The important role being played by science and technology in our economic recovery was highlighted this week at the launch of the Galway Science and Technology Festival.

The event - a two-week series of special shows, exhibitions, workshops and entertainment for schoolgoers from all over the county - aims to increase the uptake of science subjects in schools. It runs from November 9 to 22.

Launching the festival Minister Eamon O’Cuiv and Medtronic vice-president Gerry Kilcommins emphasised that both science and engineering are crucial to the country’s recovery when they formally launched the Festival.

Mr Kilcommins of Medtronic, which employs 2,000 people in Galway in medical device development, said that harnessing the power of science and technology was more important than ever in today’s world.

“Scientific and engineering knowledge will be critical drivers of Ireland’s economic future. Thus, it is essential that we continue to grow and develop Ireland’s technological talent pool.”

He said that co-operation between industry, education and government could position Ireland as a world leading centre of excellence in science and technological innovation.
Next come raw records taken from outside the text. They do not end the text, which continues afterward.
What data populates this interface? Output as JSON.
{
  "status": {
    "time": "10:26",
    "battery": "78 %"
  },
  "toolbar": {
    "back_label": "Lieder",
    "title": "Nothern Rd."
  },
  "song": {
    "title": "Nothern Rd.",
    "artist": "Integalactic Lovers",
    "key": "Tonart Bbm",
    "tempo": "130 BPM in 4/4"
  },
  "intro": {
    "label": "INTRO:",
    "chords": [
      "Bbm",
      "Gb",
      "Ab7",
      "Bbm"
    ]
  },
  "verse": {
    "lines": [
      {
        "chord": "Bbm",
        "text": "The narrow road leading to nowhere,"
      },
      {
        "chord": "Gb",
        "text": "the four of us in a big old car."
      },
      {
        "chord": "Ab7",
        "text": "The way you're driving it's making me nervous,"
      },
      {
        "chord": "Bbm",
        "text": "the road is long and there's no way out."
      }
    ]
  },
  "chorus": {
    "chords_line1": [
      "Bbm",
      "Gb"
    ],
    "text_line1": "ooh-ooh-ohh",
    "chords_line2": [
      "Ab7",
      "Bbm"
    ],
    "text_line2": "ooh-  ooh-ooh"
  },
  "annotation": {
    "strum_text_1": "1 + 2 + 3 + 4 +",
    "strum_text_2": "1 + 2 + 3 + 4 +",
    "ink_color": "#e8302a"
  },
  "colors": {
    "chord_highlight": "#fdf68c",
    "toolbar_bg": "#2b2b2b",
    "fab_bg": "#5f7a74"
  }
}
“The realisation of our vision to become a world renowned innovation centre will depend heavily upon the skills and capabilities of the younger generation.”

The Science and Technology Festival was built around making science fun for young people, and making them problem solvers and innovators, said. Medtronic was a example of innovation and was started 60 years ago in the US in a railroad car where hospital equipment was repaired and now employed 38,000 people worldwide.

Minister Eamon O’Cuiv, who formally launched the event said he was hugely impressed that all the events were aimed at young people and raising awareness of science, engineering and maths as well as increasing the uptake of subjects in those areas. It would produce a new generation of problem solvers and innovators.

He noted one of the highlights of the festival will be the exhibition on November 22. An estimated 20,000 young people are expected to attend the event being held at both Leisureland and the Galway Bay Hotel.

The Minister paid tribute to the work of the festival committee in organising the event over 12 years and said the main “matchmakers” between the festival, industry and education were chairman Tom Hyland and secretary Bernard Kirk. He also paid tribute to Noel Treacy TD, the long-time patron of the festival.

Science journalist and broadcaster Leo Enright said the success and range of the festival, and the major involvement by young people, had set a “headline” over many years, even at national level.